Crito’s concerns are ultimately of the same nature. For as he notes, who will be there to take care of education of Socrates’s children’s (45d)? Who will teach them about what is just and unjust? Unspoken but also at the heart of Crito’s position is the question of who will take care of his soul, helping him see what is just and unjust, once his friend is gone.  Socrates may have a pact with the logos, but he surely owes something to the particular people he loves and who love him.

Answering this point of Crito’s claims, the Socrates has the Laws respond, saying, “As for those arguments about justice and the rest of virtue, where … will they be?” And then immediately continue, asking, “Is it that you want to live for your children’s sake”(54a)? In one way, the Laws suggest that Socrates’s true children are his arguments. And if Socrates were to turn against them now and unjustly escape, he would certainly be deserting them.

At the same time, however, Socrates uses this argument to remind Crito of the pacts that he has made in the long course of his friendship with Socrates.  For as the Laws note, Socrates need not fear for his children, for “your friends will take care of them”(54b). Socrates did not conceive and give birth to these ideas about justice on his own. As he says in the Theatetus, he is merely a midwife to the ideas of others. The children that are his ideas, have been conceived among Socrates and all of his friends. And just like,other parents, who have been jointly involved in the birth children, all of his friends, including Crito, have a responsibility to ensure that the arguments, the logos, is taken care of.  Socrates gently reminds Crito, that these ideas are the product of his own soul, and that he has a responsibility to both them and himself to ensure that they flourish in the world.  Only by doing this, will Crito,  as well as Socrates, be able to care of Crito’s soul.

Further, Socrates indicates, his physical children will of course be taken care of.

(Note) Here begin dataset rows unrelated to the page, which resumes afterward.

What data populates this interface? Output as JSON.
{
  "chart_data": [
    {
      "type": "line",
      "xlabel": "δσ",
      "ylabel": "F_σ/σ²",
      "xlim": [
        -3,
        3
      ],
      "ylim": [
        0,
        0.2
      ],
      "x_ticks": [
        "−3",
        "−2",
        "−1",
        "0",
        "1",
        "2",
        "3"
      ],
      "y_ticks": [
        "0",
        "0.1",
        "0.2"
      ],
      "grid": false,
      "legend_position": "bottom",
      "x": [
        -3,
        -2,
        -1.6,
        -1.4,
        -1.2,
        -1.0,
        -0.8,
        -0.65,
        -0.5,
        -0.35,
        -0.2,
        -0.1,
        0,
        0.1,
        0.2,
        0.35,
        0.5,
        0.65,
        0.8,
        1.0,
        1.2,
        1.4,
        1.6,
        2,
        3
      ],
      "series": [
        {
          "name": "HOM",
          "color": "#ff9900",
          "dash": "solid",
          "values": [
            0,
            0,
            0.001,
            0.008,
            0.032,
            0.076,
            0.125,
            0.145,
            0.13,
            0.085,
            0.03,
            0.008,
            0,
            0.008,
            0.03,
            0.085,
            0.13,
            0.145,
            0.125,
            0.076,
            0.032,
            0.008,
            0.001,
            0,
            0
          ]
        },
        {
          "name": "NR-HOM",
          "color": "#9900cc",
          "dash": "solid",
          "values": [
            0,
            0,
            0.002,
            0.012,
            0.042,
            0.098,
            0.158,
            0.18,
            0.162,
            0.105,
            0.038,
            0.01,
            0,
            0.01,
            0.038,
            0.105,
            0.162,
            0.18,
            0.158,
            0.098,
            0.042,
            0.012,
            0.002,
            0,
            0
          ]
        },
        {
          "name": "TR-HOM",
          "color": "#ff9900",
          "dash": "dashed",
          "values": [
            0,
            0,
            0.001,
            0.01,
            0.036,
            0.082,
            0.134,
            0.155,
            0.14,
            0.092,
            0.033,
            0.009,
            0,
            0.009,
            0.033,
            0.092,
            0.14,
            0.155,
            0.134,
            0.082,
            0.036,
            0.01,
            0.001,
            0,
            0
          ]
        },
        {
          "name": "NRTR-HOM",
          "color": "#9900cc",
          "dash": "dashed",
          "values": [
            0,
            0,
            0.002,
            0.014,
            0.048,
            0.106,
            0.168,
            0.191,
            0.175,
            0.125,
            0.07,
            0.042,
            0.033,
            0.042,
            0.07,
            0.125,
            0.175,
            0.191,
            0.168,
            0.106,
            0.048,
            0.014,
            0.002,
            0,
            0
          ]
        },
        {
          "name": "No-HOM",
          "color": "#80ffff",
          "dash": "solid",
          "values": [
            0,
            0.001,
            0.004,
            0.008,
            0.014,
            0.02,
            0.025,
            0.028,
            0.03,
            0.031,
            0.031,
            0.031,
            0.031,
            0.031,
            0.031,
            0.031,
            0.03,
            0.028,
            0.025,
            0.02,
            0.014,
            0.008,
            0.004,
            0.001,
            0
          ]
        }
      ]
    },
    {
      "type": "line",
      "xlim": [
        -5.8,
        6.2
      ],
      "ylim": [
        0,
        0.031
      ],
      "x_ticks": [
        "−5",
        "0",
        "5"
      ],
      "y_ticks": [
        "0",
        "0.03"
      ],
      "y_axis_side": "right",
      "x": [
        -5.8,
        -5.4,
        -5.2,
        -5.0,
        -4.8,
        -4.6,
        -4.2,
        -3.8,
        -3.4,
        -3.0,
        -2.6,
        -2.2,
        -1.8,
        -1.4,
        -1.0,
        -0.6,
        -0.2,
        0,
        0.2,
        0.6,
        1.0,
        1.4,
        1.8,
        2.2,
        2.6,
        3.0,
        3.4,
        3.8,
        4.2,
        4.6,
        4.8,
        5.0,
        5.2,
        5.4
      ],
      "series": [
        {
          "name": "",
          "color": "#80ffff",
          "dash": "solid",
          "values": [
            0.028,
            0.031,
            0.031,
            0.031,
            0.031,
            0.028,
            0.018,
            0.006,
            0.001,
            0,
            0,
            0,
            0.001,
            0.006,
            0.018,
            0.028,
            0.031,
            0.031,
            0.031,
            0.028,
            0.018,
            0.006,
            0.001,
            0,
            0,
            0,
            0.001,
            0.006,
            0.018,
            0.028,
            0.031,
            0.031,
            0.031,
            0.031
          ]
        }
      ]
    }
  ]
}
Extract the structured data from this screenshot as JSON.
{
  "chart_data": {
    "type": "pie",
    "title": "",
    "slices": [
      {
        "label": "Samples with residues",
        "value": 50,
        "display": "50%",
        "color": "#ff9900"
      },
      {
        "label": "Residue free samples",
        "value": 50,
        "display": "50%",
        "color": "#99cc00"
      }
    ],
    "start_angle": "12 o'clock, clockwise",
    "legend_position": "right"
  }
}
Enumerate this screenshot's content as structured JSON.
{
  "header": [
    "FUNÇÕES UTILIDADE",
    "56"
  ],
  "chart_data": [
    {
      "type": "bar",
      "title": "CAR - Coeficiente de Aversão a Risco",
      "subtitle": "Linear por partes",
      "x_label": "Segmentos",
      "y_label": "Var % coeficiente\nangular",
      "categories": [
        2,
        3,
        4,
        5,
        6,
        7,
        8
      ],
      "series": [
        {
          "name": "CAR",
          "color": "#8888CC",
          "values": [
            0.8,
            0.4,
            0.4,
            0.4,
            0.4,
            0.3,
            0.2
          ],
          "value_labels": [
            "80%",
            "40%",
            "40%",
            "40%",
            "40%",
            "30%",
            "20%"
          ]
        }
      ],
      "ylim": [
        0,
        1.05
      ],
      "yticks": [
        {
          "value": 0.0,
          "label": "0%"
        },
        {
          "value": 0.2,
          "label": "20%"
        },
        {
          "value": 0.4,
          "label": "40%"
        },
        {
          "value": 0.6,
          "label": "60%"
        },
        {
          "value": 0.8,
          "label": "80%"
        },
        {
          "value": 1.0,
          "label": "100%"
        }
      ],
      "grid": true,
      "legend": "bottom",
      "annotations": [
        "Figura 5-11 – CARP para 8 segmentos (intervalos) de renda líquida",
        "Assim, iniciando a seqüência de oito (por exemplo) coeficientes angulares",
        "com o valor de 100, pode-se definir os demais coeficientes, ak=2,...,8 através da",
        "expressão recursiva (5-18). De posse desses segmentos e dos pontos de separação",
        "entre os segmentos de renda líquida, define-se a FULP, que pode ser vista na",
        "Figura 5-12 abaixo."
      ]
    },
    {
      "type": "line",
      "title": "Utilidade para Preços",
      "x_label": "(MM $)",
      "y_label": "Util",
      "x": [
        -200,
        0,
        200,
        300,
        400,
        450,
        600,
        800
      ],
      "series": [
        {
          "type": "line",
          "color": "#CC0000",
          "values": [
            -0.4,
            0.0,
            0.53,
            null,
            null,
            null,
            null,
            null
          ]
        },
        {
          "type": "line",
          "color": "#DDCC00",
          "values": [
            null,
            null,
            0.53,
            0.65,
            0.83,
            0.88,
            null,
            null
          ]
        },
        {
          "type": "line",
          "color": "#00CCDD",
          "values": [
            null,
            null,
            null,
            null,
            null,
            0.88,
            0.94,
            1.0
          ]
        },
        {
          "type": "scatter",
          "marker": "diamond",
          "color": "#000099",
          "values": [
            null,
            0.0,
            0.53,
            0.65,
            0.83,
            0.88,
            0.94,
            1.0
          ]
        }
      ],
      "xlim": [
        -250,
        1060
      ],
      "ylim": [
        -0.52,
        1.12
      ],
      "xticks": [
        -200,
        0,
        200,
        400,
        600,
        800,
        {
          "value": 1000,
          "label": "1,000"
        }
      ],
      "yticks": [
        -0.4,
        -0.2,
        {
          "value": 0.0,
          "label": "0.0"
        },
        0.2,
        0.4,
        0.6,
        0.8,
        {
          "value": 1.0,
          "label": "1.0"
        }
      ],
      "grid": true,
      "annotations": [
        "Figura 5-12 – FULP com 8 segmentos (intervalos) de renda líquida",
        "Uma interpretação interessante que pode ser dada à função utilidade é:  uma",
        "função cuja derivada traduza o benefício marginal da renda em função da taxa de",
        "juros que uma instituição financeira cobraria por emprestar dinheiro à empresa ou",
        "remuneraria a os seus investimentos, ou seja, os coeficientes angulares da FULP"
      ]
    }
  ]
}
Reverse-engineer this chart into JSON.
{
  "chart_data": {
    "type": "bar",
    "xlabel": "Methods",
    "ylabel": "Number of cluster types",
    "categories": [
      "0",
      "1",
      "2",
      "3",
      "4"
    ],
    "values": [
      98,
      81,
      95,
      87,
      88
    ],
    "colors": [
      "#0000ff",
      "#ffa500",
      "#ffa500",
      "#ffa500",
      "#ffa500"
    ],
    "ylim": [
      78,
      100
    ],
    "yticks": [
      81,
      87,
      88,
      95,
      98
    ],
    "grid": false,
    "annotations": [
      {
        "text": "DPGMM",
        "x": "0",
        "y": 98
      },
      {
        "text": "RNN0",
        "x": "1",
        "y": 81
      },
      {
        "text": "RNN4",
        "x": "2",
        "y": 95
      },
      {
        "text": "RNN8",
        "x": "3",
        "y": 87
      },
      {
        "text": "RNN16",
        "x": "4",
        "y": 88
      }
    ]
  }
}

For he has no fear that his friends will not take care of their physical well-being, for surely this is, as Crito has indicated, the most obvious kind of care that they need, Just as important, however, is that these children become friends with their siblings—the ephemeral but no less real off-spring of the logos, and ensuring this is no less Crito’s responsibility—something he tacitly consented to in his ephemeral love of Socrates.  It is only in this way, Phaedo suggests in the dialogue named after him, that we can understand that Socrates saves them and was himself saved.